Tic-Tac-Toe, is one of the easiest examples of a solved game. I can't remember how many years it's been since I last lost a Tic-Tac-Toe match. Does any such "optimal strategy" exist for chess?
Is there any strategy that will guarantee the player would grasp victory or, at worst, a draw?
If there is, please shed some light on it.
Because of the observation you make, that the tree of possible game paths for chess is finite, chess is indeed solvable in exactly the same sense that tic-tac-toe is. So optimal strategies for chess do exist; however, no one has any idea what they are. Whereas tic-tac-toe is solved thanks to a quite small space of possible games, chess is nowhere near solved because its space of possible games far outstrips what could be dealt with by current computing technology.
As noted in another answer, endgame tablebases exhibit optimal play for all positions with limited numbers of pieces. So in those settings, we have solutions that are as explicit and concrete as are those for tic-tac-toe. But it's important to note that while one can easily teach/remember the optimal strategy for tic-tac-toe and swiftly become a perfect unassisted tic-tac-toe player, the amount of information behind, say, the 7-piece Lomonosov tablebases, is 140 terabytes. There is no concise description of optimal 7-man strategy that one could learn/remember and then play perfectly without assistance.
Chess hasn't been solved and it won't be in the next decades (barring ridiculous computing advancement involving quantum computing or such drastic changes).
You can calculate in your head for the first move: White has 20 options and black has 20 responses; we already have 400 possible positions. This number grows ridiculously fast, the number of possible positions for an 80 move game is unimaginably huge.
Also, if chess were solved, chess tournaments and championships would basically be exercises in memorisation, rendering it pointless. (EDIT: this is rather overstated, see comments.)
Currently, chess is solved for any position with seven pieces (including kings). The latest estimate I heard for 8-men tablebases was somewhere in the 2020s, and of course the time needed for an additional piece grows exponentially. I don't expect to see chess anywhere near solved in my lifetime (again, barring truly exceptional computing advancements).
Chess games may be finite but the number of possible games is beyond imagining.
There is no known sequence of moves that guarantees either side a win or draw.

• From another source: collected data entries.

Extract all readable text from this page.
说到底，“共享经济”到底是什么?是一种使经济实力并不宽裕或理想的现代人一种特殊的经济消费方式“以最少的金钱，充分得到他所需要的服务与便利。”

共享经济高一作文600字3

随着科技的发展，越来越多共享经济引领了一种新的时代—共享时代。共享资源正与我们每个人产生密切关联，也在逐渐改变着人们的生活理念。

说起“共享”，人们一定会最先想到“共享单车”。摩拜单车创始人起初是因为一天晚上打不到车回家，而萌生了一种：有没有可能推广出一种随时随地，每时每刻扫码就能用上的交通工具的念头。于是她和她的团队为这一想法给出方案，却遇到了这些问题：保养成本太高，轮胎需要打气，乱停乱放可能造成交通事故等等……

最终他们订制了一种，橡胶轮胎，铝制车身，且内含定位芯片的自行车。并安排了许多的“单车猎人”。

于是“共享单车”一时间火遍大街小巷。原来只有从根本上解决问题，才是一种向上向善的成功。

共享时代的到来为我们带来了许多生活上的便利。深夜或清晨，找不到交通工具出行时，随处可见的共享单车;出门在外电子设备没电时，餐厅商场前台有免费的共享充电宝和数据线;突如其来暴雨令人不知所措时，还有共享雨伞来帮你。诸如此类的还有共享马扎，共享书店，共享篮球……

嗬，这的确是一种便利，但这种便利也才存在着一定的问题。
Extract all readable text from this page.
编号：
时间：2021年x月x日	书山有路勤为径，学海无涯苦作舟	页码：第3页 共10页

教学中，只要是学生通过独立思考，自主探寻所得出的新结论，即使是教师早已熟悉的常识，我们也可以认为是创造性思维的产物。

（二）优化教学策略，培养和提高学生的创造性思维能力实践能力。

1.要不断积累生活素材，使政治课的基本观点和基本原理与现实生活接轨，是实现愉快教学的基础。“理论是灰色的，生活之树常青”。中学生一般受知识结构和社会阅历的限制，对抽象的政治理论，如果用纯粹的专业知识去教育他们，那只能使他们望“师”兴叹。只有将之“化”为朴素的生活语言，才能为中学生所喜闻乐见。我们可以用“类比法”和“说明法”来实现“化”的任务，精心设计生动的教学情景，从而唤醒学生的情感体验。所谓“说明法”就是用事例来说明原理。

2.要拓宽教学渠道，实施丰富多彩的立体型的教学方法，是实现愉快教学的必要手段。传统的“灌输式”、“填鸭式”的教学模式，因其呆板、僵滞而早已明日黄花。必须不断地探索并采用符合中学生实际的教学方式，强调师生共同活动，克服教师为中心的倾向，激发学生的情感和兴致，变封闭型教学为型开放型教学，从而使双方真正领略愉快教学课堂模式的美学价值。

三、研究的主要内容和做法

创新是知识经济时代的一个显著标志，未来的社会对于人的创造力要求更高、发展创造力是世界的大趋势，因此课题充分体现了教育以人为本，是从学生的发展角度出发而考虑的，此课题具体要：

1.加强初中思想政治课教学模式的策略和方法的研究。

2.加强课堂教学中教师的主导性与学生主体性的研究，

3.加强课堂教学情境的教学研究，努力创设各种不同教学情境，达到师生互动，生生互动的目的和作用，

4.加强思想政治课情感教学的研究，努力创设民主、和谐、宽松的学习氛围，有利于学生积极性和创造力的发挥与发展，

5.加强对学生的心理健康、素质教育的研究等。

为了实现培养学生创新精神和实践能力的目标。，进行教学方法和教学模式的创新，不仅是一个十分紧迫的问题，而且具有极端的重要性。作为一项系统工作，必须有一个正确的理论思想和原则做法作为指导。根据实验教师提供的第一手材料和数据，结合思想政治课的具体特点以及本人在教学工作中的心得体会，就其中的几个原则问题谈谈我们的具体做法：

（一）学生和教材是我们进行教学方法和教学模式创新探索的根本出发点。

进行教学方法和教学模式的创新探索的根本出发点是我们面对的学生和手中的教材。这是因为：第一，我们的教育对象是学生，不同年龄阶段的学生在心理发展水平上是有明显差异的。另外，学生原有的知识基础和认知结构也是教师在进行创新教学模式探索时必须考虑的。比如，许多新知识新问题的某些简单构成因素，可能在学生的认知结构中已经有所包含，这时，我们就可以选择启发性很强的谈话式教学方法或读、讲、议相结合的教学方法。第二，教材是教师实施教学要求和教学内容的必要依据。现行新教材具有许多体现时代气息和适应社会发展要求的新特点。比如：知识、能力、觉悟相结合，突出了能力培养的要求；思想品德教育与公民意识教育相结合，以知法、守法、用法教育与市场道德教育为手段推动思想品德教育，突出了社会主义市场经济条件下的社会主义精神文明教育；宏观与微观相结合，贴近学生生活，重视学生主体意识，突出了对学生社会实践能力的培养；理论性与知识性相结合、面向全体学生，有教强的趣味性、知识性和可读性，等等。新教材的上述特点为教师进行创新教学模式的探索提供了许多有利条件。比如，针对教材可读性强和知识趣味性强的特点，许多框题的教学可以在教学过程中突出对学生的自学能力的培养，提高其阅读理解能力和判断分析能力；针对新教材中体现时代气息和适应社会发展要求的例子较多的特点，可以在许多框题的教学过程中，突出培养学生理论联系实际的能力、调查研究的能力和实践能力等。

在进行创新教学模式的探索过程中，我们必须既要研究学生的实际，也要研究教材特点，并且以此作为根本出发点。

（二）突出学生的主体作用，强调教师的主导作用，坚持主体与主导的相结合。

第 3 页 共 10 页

In 1949 information scientist Shannon produced an estimate that it would take 10^90 years to solve chess with 1 MHz computer. Computer power and storage technology has improved considerably since then (aka Moore's law), where computer power and storage capacity doubles every year. That taken into account, it would take approximately 300 years to come up with a computer, that would be 10^90 times more powerful than Shannon's 1 MHz machine. There are no forseeable restraints in computer development. For example Intel's 4004 was made with 10 micrometer photolithography technology whereas current i9s are made with 14 nm technology. When the cores are becoming both more powerful and smaller, it is easy to stuff more cores in a same physical size than the previous years half as powerful ancestors. In photolithography we have just entered ultraviolet wavelength category of below 10 nm, but there exists wavelenghts such as gamma rays, whose wavelength is 1 picometer (that is 10.000 more smaller). A hydrogen atom is 0,1 nm in size, but i.e. quarks are about 200 times smaller than 1 picometer (that is 0.43 x 10^−15 mm, https://www.theguardian.com/science/life-and-physics/2016/apr/07/how-big-is-a-quark)
Another point is that the chess game is finite but only with the 75 move rule (the game is drawn if there are no captures or pawn moves for 75 moves). Before, this the rule with draw by consecutive threefold repetition of the position, the so-called 'German Rule', allowed an infinite number of games as shown by Max Euwe.
Here's an answer I originally wrote at https://cstheory.stackexchange.com/questions/6563/what-is-the-computational-complexity-of-solving-chess/38102#38102.
A perfect chess player will always force a win when they can force a win and force a draw when they can force a draw. Of course, at any point if they can force a win, they can also force a draw. Also when ever one player can't force a win, the other player can force a draw. Chess without the 50 move rule or 3 fold repetition rule might not be as hard to solve as you think. It can be shown that adding in the 3 fold repetition rule makes no difference to whether a player can force a win or a draw. The number of possible ways a game can go after n moves keeps growing exponentially with n. The number of states that can occur after n moves on the other hand doesn't keep on growing exponentially because it can't exceed the total number of possible states that can occur in a legal game. According to https://en.wikipedia.org/wiki/Game_complexity, there are about 10^47 states that can occur in a legal game of chess.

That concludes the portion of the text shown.